[QUOTE 5123530, member: 9609"]but does that make the calculated max aerobic any more relevant?, since they can't predict MHR how can they accurately predict max aerobic ?
does the calculated point between max and resting not vary as much between individuals as it does with calculated max ?
seems pointless to know MHR even if it is measured professionally.
is there not a test for max aerobic
trying to establish max aerobic through max MHR seems as daft as[/QUOTE]
Any individual has an HRmax and a HRbasal ie taken at rest (best in bed contemplating the day (but not its excitement)).
You've used 'max aerobic'. I know this as HR
AT - HR at anaerobic threshold (AT): roughly the HR an athlete can maintain for an hour. It is a percentage of the HR range (HRmax - HRbasal) and varies with individuals (as you say) but I think not as much as HRmax. I don't know what the mean percentage (in the athletic population) is but posit 85% and that won't be far (eg within an SD) off.
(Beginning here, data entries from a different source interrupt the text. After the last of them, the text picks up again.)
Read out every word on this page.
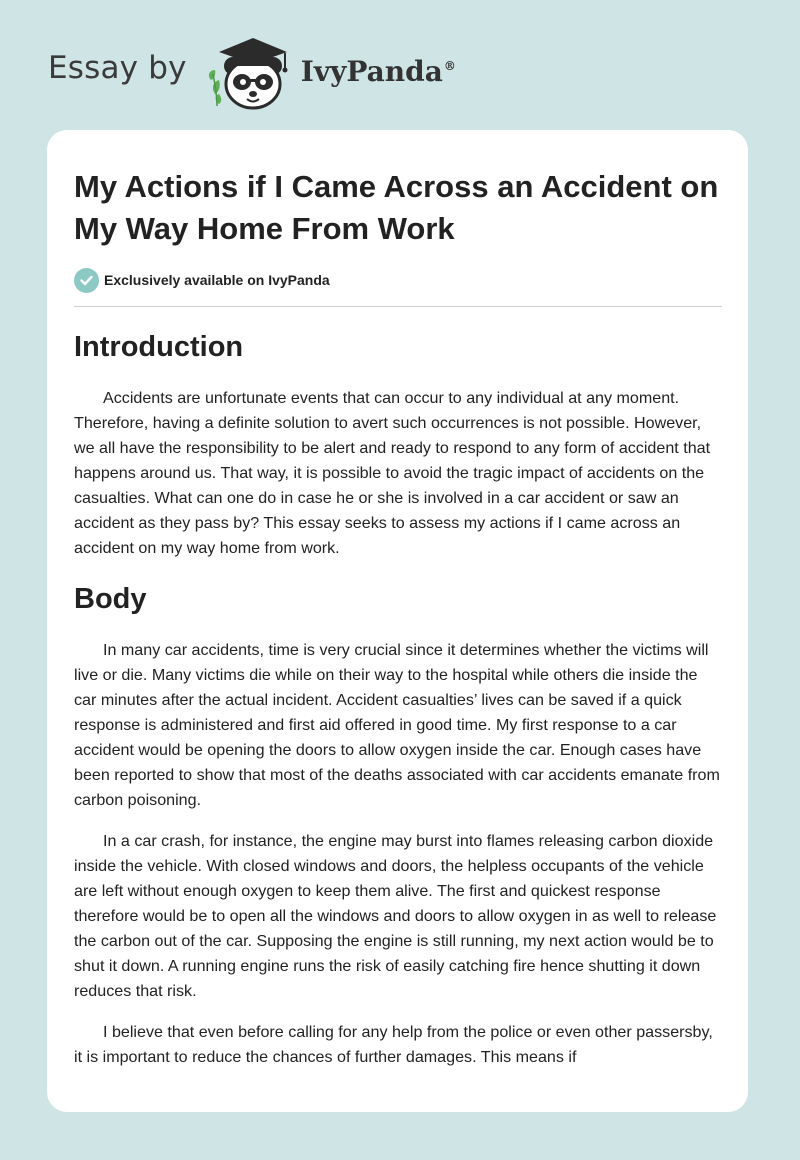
Essay by	IvyPanda®
My Actions if I Came Across an Accident on My Way Home From Work
Exclusively available on IvyPanda
Introduction

Accidents are unfortunate events that can occur to any individual at any moment. Therefore, having a definite solution to avert such occurrences is not possible. However, we all have the responsibility to be alert and ready to respond to any form of accident that happens around us. That way, it is possible to avoid the tragic impact of accidents on the casualties. What can one do in case he or she is involved in a car accident or saw an accident as they pass by? This essay seeks to assess my actions if I came across an accident on my way home from work.

Body

In many car accidents, time is very crucial since it determines whether the victims will live or die. Many victims die while on their way to the hospital while others die inside the car minutes after the actual incident. Accident casualties’ lives can be saved if a quick response is administered and first aid offered in good time. My first response to a car accident would be opening the doors to allow oxygen inside the car. Enough cases have been reported to show that most of the deaths associated with car accidents emanate from carbon poisoning.

In a car crash, for instance, the engine may burst into flames releasing carbon dioxide inside the vehicle. With closed windows and doors, the helpless occupants of the vehicle are left without enough oxygen to keep them alive. The first and quickest response therefore would be to open all the windows and doors to allow oxygen in as well to release the carbon out of the car. Supposing the engine is still running, my next action would be to shut it down. A running engine runs the risk of easily catching fire hence shutting it down reduces that risk.

I believe that even before calling for any help from the police or even other passersby, it is important to reduce the chances of further damages. This means if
But most people do not have the motive/motivation to explore their HRmax ('cos it's hard hard) so to use the 80% effort to guide training intensity, a formula based on age is often used - and I've suggested the current 'best fit' one above (Nes et al).
I can't see a sprinter ever finding out their HRmax because a) they don't need to know - it will not inform their training and b) because they don't like to run further than 200m because after that racing starts hurting.
You can determine HR
AT 'in a lab' using a treadmill and taking blood samples (base of thumbnail or earlobe) as the speed/gradient of the treadmill is cranked up (I did this in Walsall Uni(?) with Greg Whyte in charge (1998)) The bloods are then tested for lactate levels. This should give a better estimate of HRAT and allow one's coach to provide specific direction (for hard training sessions). Another method is to run (once well warmed up) on a treadmill with a set gradient (say 3%) and increase speed every 30 seconds (from 12kph, say). Record the HR at the end of each 30sec element and plot that graph. There will be a 'deflection' on the graph at AT and the HR this occurs at can be used as HRAT. I have done this Conconi Test several times and the results, for me, were very close (ie same HRAT estimate) as the lab lactate test. Having now clicked @jefmcg 's link above I see this is well described there, with graphs.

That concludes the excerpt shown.